飛鳥時代の日本で、なんと聖徳太子が主人公です。聖徳太子といえば、誰もが知ってる日本史の初めごろにでてくるスーパースター。遣隋使だの、十人の話が一度に聞き取れただの、伝説にまみれたお方。しかし、この漫画で描かれているのは、摂政になる前「厩戸皇子」と呼ばれていたころのお話です。
厩戸皇子は、ときの権力者である蘇我氏の後継者、蘇我毛人(蝦夷)と惹かれあう・・・驚きの蝦夷x厩戸皇子ですよ!蝦夷って、大化の改新で成敗された入鹿のパパという認識しかなくて、悪徳政治家やってるオッサンのイメージだったので、登場してきた清々しい真面目な蝦夷にはビックリ。厩戸も、お札の肖像画からは思いもつかない妖艶な超絶美形(実際、毛人は美女と間違えた)。どうなってんのじゃ~!しかし、美しくない二人では読んでて楽しくないので、フィクションだし、いいのだ。山岸先生ありがとう!
毛人には腹違いの妹、刀自古がいるのですが、刀自古は兄に恋するあまり、兄の寝所に妻に化けて入り込み妊娠してしまうんですよ~~ひぇ~~。聖徳太子の後継者と言われた、山背大兄王が蝦夷と刀自古の子だったという仰天の設定です。でもって、そんな刀自古と偽装結婚する厩戸。かなわない恋に苦しむ者同士、同病相哀れむなんて可愛いもんじゃない、腹いせに近い二人です。それなりに毛人へダメージを与えたようですが、むなしい。ところが、刀自古ちゃんは厩戸を愛するようになっていきます。刀自古ちゃん、才色兼備なのに。なぜ、振り向いてもらえない人ばかり愛するのか・・・
厩戸は神童と評判の天才で、不思議な能力も持ち、美しい容姿、大王の子という身分。将来は安泰、絶対に幸せでしょと思いたいのに、そうは思わせない孤独がにじみ出ています。八角形の夢殿に閉じこもって孤独と向き合う王子が切ない。ここまで条件がそろっていても、人間て幸せになれないのか・・と私まで悩んでしまいます。普通が一番なのかなあ。終わりごろ、母親似の狂女を娶ったりしてるし、やはり母の愛が得られないというのは、影響が大きいですな。

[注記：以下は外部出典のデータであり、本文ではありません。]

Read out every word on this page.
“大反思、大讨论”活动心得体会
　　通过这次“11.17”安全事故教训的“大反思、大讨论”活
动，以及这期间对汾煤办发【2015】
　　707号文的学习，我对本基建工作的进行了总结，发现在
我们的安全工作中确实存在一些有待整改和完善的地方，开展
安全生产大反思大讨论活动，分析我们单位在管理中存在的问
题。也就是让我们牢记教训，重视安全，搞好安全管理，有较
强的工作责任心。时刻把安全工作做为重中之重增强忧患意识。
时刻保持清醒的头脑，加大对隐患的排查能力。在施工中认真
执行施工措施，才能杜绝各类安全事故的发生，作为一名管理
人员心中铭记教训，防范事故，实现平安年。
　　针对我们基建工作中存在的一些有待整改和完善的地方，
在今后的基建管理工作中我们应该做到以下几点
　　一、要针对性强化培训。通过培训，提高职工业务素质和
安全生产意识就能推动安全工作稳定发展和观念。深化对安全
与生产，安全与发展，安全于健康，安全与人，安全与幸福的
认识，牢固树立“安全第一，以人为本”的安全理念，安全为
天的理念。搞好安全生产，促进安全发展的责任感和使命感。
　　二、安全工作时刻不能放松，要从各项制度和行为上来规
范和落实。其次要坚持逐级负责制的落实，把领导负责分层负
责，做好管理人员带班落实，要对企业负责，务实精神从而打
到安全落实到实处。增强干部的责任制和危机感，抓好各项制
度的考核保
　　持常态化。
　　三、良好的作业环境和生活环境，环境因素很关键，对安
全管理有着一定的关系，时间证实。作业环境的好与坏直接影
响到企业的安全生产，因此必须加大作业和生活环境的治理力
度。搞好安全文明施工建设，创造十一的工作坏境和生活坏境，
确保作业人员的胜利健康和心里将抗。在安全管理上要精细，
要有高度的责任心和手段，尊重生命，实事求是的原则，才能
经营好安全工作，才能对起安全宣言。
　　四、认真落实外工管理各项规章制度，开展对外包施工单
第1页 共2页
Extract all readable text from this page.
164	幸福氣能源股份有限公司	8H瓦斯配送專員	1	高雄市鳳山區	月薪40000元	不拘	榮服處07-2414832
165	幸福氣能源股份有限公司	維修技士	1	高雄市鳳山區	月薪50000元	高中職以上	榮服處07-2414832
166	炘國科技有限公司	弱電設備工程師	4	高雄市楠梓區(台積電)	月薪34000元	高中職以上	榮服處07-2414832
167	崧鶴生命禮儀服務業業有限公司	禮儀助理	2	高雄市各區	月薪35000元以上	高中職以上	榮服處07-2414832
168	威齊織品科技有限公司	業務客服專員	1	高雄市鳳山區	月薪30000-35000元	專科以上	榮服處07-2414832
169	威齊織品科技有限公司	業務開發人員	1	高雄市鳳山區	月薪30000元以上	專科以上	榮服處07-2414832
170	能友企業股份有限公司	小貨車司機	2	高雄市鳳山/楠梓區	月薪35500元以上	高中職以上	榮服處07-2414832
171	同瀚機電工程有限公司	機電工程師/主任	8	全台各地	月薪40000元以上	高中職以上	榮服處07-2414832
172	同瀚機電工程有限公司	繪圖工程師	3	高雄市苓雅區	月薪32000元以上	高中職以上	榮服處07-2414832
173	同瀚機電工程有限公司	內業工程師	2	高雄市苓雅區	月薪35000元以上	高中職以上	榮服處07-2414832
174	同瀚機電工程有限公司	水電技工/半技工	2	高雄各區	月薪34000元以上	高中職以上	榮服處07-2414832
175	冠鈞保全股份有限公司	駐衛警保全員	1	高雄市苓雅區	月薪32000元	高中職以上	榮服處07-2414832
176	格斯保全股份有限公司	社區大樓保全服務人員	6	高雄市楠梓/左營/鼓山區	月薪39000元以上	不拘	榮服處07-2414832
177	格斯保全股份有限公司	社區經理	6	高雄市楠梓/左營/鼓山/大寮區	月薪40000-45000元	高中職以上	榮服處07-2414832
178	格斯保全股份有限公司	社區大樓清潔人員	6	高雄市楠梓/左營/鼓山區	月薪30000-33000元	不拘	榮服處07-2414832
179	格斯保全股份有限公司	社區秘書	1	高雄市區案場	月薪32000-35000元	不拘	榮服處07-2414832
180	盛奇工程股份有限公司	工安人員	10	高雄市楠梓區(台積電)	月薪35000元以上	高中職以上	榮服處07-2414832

それにしても、毛人は酷い男です。王子に惹かれて、孤独も理解してるのに、手を差し伸べてあげなかったんですものその上、少し嫉妬してみたり。本当に困ったちゃんですが、二人が手を取り合って生きていく姿も想像できないので、これで正解なのかも。
結末は正直スッキリしませんでしたが、とにかく、一気に読める少女漫画の一つであることは間違いないです。